COVID: UCSF Expert Predicts Rough Month Ahead As Omicron Peaks

LIVERMORE (KPIX) -- More than 20 cars were lined up at the COVID testing site in Livermore with people rushing to get tested after the holidays so they can return to work or school. With cases surging, health officials predict the new Omicron variant will get worse before it gets better.

Doctors are bracing for a rough month, as Omicron is expected to peak in a few weeks.

"By next week you'll be seeing more people get diagnosed with infection and some people will have symptoms and some people won't," said Dr. Peter Chin-Hong, a UCSF infectious disease expert. "We will see disruptions to restaurants and continued flight cancellations to government services to the corner store you normally go to.
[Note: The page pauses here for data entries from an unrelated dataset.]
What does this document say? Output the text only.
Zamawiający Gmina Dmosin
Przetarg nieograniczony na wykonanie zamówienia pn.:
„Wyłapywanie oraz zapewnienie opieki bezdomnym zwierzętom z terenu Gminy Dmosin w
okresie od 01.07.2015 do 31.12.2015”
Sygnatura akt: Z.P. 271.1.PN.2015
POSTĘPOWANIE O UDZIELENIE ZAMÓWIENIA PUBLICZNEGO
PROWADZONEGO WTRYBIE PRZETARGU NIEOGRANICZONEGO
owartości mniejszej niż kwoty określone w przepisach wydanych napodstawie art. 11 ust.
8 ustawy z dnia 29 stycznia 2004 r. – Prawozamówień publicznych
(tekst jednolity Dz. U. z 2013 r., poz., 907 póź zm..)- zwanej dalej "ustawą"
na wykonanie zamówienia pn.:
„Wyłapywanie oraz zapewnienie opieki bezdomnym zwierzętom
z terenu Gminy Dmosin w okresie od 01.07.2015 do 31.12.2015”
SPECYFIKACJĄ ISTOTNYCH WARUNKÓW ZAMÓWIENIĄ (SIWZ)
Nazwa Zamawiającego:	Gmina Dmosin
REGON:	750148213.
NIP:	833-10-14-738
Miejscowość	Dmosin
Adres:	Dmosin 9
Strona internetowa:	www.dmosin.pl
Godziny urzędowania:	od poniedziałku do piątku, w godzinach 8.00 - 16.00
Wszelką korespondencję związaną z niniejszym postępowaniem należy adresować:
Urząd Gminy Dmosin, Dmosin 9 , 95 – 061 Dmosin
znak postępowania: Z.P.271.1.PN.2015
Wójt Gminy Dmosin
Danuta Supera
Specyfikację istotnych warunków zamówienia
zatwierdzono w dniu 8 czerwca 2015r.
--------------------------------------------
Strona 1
The other day I went to get takeout food and it was super delayed because many of the staff members were sick so there was only one person working. It's not secret the highly contagious omicron variant is picking up pace but doctors say it is also less severe than other variants."

Dr. Chin-Hong adds, "The silver lining is vaccines protect us against serious disease and this is hopefully going to exit very, very quickly."
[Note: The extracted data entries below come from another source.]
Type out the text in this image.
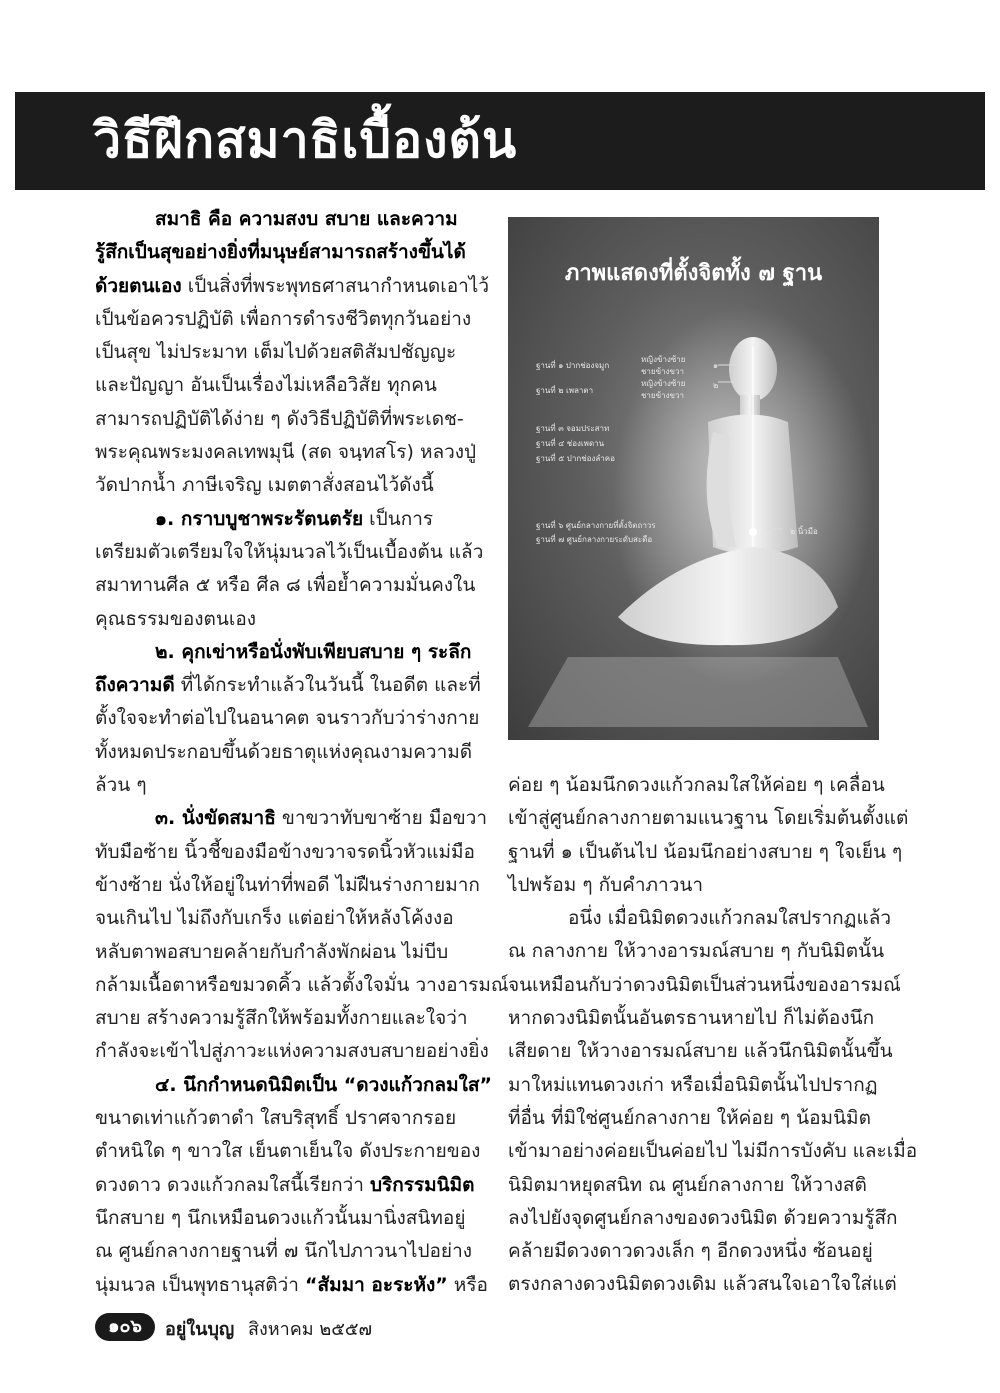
วิธีฝึกสมาธิเบื้องต้น

สมาธิ คือ ความสงบ สบาย และความ
รู้สึกเป็นสุขอย่างยิ่งที่มนุษย์สามารถสร้างขึ้นได้
ด้วยตนเอง เป็นสิ่งที่พระพุทธศาสนากำหนดเอาไว้
เป็นข้อควรปฏิบัติ เพื่อการดำรงชีวิตทุกวันอย่าง
เป็นสุข ไม่ประมาท เต็มไปด้วยสติสัมปชัญญะ
และปัญญา อันเป็นเรื่องไม่เหลือวิสัย ทุกคน
สามารถปฏิบัติได้ง่าย ๆ ดังวิธีปฏิบัติที่พระเดช-
พระคุณพระมงคลเทพมุนี (สด จนฺทสโร) หลวงปู่
วัดปากน้ำ ภาษีเจริญ เมตตาสั่งสอนไว้ดังนี้

๑. กราบบูชาพระรัตนตรัย เป็นการ
เตรียมตัวเตรียมใจให้นุ่มนวลไว้เป็นเบื้องต้น แล้ว
สมาทานศีล ๕ หรือ ศีล ๘ เพื่อย้ำความมั่นคงใน
คุณธรรมของตนเอง

๒. คุกเข่าหรือนั่งพับเพียบสบาย ๆ ระลึก
ถึงความดี ที่ได้กระทำแล้วในวันนี้ ในอดีต และที่
ตั้งใจจะทำต่อไปในอนาคต จนราวกับว่าร่างกาย
ทั้งหมดประกอบขึ้นด้วยธาตุแห่งคุณงามความดี
ล้วน ๆ

๓. นั่งขัดสมาธิ ขาขวาทับขาซ้าย มือขวา
ทับมือซ้าย นิ้วชี้ของมือข้างขวาจรดนิ้วหัวแม่มือ
ข้างซ้าย นั่งให้อยู่ในท่าที่พอดี ไม่ฝืนร่างกายมาก
จนเกินไป ไม่ถึงกับเกร็ง แต่อย่าให้หลังโค้งงอ
หลับตาพอสบายคล้ายกับกำลังพักผ่อน ไม่บีบ
กล้ามเนื้อตาหรือขมวดคิ้ว แล้วตั้งใจมั่น วางอารมณ์
สบาย สร้างความรู้สึกให้พร้อมทั้งกายและใจว่า
กำลังจะเข้าไปสู่ภาวะแห่งความสงบสบายอย่างยิ่ง

๔. นึกกำหนดนิมิตเป็น “ดวงแก้วกลมใส”
ขนาดเท่าแก้วตาดำ ใสบริสุทธิ์ ปราศจากรอย
ตำหนิใด ๆ ขาวใส เย็นตาเย็นใจ ดังประกายของ
ดวงดาว ดวงแก้วกลมใสนี้เรียกว่า บริกรรมนิมิต
นึกสบาย ๆ นึกเหมือนดวงแก้วนั้นมานิ่งสนิทอยู่
ณ ศูนย์กลางกายฐานที่ ๗ นึกไปภาวนาไปอย่าง
นุ่มนวล เป็นพุทธานุสติว่า “สัมมา อะระหัง” หรือ

ภาพแสดงที่ตั้งจิตทั้ง ๗ ฐาน
ฐานที่ ๑ ปากช่องจมูก
หญิงข้างซ้าย
ชายข้างขวา
๑
ฐานที่ ๒ เพลาตา
หญิงข้างซ้าย
ชายข้างขวา
๒
ฐานที่ ๓ จอมประสาท
ฐานที่ ๔ ช่องเพดาน
ฐานที่ ๕ ปากช่องลำคอ
ฐานที่ ๖ ศูนย์กลางกายที่ตั้งจิตถาวร
ฐานที่ ๗ ศูนย์กลางกายระดับสะดือ
๒ นิ้วมือ

ค่อย ๆ น้อมนึกดวงแก้วกลมใสให้ค่อย ๆ เคลื่อน
เข้าสู่ศูนย์กลางกายตามแนวฐาน โดยเริ่มต้นตั้งแต่
ฐานที่ ๑ เป็นต้นไป น้อมนึกอย่างสบาย ๆ ใจเย็น ๆ
ไปพร้อม ๆ กับคำภาวนา

อนึ่ง เมื่อนิมิตดวงแก้วกลมใสปรากฏแล้ว
ณ กลางกาย ให้วางอารมณ์สบาย ๆ กับนิมิตนั้น
จนเหมือนกับว่าดวงนิมิตเป็นส่วนหนึ่งของอารมณ์
หากดวงนิมิตนั้นอันตรธานหายไป ก็ไม่ต้องนึก
เสียดาย ให้วางอารมณ์สบาย แล้วนึกนิมิตนั้นขึ้น
มาใหม่แทนดวงเก่า หรือเมื่อนิมิตนั้นไปปรากฏ
ที่อื่น ที่มิใช่ศูนย์กลางกาย ให้ค่อย ๆ น้อมนิมิต
เข้ามาอย่างค่อยเป็นค่อยไป ไม่มีการบังคับ และเมื่อ
นิมิตมาหยุดสนิท ณ ศูนย์กลางกาย ให้วางสติ
ลงไปยังจุดศูนย์กลางของดวงนิมิต ด้วยความรู้สึก
คล้ายมีดวงดาวดวงเล็ก ๆ อีกดวงหนึ่ง ซ้อนอยู่
ตรงกลางดวงนิมิตดวงเดิม แล้วสนใจเอาใจใส่แต่

๑๐๖	อยู่ในบุญ สิงหาคม ๒๕๕๗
And now with new and unpredictable variants emerging where do things stand in the future?

"Whatever we have we will have a lot of community immunity and hopefully as a country that will give us a reprieve of several months if not longer until the next variant. And maybe the next one won't be as serious in terms of infectivity we just don't know," said Dr. Chin-Hong.

For now, doctors say we must live by a new set of rules as we get through Omicron.

"We are talking about a new kid on the block. You can't use your old COVID rules anymore to protect yourselves. Its like, what you know so far, you have to put an exclamation after it. So I know I have to wear a mask. Before I could've gotten away with my Hawaiian mask but now I have to be boring and wear a surgical mask because it gives you multi layers. It gives me a lot of protection."

The CDC says that anyone who may have been exposed to someone with COVID should test five days after their exposure or when symptoms begin.